23 hommes en colère, ou la création du droit d'auteur à l'époque de Beaumarchais

Au 18e siècle, un groupe d'auteurs dirigé par l'auteur du "Mariage de Figaro" s'unit pour obtenir une nouvelle législation...

Paris, 3 juillet 1777. Ce soir, dans son appartement du Marais, Beaumarchais reçoit. Et on peut dire qu’il a du succès : 22 personnes ont répondu à son invitation ! Ses talents de cuisinier vaudraient-ils ceux de sa plume ?

À vrai dire, faire bonne chèren’est pas la principale motivation de ce petit groupe… Ces 23 hommes sont tous auteurs de théâtre, et ils sont en colère. Ras-le-bol d’être payés au lance-pierre par des comédiens qui inventent sans cesse de nouvelles astuces pour ne pas partager les recettes de leurs pièces.

Jean-Marc Nattier, Portrait de Pierre-Augustin Caron de Beaumarchais, 1755, huile sur toile, 82 x 64 cm, Collection privée,

Pour sa part, Beaumarchais n’a pas de problème d’argent : il possède une fortune personnelle, héritée de sa femme, et pourrait ne jamais travailler. D’ailleurs, il a offert le texte de ses deux premières pièces à la troupe de la Comédie-Française !

Mais il n’aime pas l’injustice. Les auteurs se font duper, il le sait, si bien que vivre de sa plume est quasiment impossible… Alors en cet été 1777, il prend la tête d’un groupe qui va tenter de faire bouger les lignes : le Bureau de législation dramatique. Ce nom ne doit rien au hasard. Le terme "législation" annonce le programme : nos auteurs veulent faire inscrire leurs droits dans la loi.
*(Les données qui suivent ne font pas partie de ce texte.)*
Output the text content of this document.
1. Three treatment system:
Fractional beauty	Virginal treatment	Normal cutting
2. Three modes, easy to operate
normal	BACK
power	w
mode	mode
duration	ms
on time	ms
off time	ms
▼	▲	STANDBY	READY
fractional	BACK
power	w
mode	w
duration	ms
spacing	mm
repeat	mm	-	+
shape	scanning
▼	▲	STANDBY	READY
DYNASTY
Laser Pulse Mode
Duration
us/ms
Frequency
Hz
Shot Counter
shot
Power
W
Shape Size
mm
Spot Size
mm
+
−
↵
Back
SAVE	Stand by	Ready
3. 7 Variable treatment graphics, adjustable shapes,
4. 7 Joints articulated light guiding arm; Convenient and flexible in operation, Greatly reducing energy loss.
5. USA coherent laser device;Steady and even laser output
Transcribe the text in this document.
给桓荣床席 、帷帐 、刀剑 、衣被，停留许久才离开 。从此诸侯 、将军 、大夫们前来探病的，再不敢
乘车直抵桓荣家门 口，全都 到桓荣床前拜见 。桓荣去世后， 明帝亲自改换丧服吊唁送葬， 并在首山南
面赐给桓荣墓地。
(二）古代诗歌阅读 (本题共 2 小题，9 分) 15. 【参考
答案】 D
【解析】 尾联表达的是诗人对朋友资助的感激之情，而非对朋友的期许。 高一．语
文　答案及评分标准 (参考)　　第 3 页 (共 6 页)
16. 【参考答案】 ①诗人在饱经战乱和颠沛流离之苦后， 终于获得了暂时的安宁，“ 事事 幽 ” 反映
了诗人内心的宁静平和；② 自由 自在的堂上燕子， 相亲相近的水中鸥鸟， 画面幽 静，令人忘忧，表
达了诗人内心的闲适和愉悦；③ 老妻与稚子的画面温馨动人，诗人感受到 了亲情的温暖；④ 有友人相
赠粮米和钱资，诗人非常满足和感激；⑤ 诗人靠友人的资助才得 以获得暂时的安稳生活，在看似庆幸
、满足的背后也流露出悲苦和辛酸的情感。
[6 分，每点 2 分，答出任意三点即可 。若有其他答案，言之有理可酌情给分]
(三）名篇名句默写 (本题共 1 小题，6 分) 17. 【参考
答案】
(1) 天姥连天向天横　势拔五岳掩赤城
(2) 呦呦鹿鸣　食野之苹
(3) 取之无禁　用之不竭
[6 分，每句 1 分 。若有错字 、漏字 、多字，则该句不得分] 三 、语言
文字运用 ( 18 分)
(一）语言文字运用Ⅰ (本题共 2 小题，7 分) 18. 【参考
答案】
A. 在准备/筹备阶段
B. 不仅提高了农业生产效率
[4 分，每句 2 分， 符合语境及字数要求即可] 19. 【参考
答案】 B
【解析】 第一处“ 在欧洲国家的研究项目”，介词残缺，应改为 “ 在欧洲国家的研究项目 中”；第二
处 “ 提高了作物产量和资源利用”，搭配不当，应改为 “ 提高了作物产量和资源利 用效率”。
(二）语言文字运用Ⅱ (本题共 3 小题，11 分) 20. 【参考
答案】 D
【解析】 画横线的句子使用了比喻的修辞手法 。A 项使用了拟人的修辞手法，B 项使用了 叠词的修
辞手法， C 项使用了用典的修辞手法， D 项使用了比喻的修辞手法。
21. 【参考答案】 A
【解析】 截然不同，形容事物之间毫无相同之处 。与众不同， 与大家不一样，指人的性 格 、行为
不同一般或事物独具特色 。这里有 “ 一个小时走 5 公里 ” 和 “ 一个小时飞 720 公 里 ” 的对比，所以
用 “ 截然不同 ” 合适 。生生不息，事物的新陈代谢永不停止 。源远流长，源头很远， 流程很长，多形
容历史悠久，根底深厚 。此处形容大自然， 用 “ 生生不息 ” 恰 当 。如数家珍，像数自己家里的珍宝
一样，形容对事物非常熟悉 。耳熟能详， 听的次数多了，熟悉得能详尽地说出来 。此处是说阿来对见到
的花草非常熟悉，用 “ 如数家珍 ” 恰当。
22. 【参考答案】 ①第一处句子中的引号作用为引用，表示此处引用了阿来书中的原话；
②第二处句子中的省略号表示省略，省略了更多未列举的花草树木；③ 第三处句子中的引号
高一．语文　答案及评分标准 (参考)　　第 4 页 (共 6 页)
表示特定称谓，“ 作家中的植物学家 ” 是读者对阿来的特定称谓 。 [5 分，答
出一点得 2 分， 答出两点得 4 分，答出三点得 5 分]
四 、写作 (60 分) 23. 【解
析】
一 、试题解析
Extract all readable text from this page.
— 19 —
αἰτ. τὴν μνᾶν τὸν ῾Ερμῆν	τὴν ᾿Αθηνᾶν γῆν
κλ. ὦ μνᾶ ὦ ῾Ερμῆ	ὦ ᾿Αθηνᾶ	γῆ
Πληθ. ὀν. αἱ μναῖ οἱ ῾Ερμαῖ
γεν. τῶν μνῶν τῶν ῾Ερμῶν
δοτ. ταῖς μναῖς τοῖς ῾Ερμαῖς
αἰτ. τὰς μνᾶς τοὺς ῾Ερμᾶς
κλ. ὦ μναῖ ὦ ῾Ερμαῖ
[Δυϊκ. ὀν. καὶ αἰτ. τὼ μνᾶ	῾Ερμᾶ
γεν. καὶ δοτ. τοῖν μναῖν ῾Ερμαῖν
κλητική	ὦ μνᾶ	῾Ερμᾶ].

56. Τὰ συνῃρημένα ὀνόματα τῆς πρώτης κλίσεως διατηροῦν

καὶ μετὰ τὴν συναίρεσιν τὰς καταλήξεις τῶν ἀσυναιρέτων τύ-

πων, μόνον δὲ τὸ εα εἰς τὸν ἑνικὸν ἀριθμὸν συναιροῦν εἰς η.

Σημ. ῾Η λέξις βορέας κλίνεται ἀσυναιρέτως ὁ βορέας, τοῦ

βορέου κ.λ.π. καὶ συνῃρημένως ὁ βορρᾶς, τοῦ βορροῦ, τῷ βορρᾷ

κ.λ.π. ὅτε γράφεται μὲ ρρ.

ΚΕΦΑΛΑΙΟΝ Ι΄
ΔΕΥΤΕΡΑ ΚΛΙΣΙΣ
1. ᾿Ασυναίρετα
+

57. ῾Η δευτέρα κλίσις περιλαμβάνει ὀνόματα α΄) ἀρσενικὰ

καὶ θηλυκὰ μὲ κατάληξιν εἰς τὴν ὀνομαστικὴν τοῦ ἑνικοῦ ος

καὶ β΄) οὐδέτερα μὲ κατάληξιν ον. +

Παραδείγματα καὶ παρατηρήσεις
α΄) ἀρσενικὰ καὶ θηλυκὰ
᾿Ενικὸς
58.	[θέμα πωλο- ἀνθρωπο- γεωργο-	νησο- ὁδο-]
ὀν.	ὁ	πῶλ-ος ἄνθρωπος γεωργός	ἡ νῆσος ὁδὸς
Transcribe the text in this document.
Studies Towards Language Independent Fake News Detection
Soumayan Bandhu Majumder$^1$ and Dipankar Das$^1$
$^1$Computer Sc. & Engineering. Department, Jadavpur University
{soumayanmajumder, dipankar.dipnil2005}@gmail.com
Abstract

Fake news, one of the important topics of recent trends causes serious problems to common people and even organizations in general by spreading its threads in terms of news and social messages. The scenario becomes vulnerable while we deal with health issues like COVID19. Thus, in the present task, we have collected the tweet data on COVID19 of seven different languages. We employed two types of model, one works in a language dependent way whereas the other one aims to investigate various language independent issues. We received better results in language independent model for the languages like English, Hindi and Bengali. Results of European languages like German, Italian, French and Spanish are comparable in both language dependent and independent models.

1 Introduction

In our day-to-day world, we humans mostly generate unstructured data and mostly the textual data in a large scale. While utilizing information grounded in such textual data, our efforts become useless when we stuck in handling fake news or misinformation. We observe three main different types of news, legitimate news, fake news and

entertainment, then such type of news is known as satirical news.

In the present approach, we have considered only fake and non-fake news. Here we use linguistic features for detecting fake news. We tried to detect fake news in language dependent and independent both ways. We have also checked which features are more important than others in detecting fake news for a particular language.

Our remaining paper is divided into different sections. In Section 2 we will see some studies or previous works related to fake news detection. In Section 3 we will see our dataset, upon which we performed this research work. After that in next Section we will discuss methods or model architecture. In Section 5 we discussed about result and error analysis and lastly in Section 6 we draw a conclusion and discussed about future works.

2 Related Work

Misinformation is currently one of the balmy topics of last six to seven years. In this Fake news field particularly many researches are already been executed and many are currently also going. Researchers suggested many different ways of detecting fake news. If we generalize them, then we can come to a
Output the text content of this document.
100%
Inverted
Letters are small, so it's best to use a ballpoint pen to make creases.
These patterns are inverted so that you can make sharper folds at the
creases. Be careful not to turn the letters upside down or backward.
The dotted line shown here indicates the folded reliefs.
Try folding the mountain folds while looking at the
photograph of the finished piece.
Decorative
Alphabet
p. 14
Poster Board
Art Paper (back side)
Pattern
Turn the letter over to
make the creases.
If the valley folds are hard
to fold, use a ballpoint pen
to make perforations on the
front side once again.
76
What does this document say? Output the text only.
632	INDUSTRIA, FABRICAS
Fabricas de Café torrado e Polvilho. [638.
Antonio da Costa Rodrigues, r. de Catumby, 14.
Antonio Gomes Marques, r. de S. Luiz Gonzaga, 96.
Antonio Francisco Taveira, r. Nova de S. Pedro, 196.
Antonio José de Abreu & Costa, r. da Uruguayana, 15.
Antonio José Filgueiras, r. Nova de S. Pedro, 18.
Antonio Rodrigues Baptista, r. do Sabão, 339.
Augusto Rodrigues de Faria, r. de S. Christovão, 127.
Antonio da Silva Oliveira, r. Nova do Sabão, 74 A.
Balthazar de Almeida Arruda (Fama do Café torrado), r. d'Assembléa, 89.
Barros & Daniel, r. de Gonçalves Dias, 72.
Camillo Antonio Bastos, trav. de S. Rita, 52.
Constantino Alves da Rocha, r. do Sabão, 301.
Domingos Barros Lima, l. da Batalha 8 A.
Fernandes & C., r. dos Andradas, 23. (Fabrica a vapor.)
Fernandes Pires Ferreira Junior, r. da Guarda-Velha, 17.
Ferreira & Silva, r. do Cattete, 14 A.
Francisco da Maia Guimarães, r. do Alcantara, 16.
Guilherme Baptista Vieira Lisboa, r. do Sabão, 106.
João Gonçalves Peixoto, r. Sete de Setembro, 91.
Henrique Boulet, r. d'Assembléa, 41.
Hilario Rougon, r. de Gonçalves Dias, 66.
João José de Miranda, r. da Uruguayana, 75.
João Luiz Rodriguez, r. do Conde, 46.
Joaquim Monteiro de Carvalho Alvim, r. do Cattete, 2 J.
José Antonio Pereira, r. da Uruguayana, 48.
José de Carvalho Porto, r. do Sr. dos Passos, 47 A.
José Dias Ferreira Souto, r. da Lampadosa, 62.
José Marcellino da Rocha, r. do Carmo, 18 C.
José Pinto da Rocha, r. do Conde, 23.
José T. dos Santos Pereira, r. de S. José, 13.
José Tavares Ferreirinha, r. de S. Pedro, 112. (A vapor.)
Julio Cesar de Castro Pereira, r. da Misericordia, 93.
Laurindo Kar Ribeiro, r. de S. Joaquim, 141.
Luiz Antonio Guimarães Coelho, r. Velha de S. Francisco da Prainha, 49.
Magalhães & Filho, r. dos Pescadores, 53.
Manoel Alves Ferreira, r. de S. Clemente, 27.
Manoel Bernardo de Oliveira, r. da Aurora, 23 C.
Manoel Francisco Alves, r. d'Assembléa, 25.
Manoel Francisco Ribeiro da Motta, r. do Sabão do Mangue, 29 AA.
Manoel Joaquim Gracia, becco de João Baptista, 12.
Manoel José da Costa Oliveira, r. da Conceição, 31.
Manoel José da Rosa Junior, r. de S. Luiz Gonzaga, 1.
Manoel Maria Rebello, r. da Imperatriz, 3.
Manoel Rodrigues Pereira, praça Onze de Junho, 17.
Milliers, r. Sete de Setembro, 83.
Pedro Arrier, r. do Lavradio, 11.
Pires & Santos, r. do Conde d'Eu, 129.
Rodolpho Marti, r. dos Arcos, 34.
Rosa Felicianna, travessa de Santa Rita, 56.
Gabriel de Saint-Aubin, Portrait de M. Sedaine, 1749, dessin, 21 x 24 cm, collection privée. Michel-Jean Sedaine était l'un des signataires de la première déclaration du Bureau de législation dramatique

Cela va prendre presque 15 ans, mais la victoire est belle : en janvier 1791, l’Assemblée constituante (l'ancêtre de notre Assemblée nationale) reconnaît officiellement le droit d’auteur. Une première mondiale ! Les députés affirment notamment qu’un écrivain est propriétaire du fruit de sa pensée. Autrement dit, ce qu’il écrit est à lui, et ceux qui souhaitent s’en servir, par exemple au théâtre, doivent le rémunérer. Rebaptisé SACD (Société des auteurs et compositeurs dramatiques), le bureau de Beaumarchais devient ainsi la première société de gestion collective de droits d’auteurs.

Et près de 250 ans après sa naissance, elle reste à la page. C’est elle qui s’assure que les auteurs de domaines plus récents comme le cinéma, l’audiovisuel ou le web sont rémunérés. Elle gère même les droits de youtubeurs !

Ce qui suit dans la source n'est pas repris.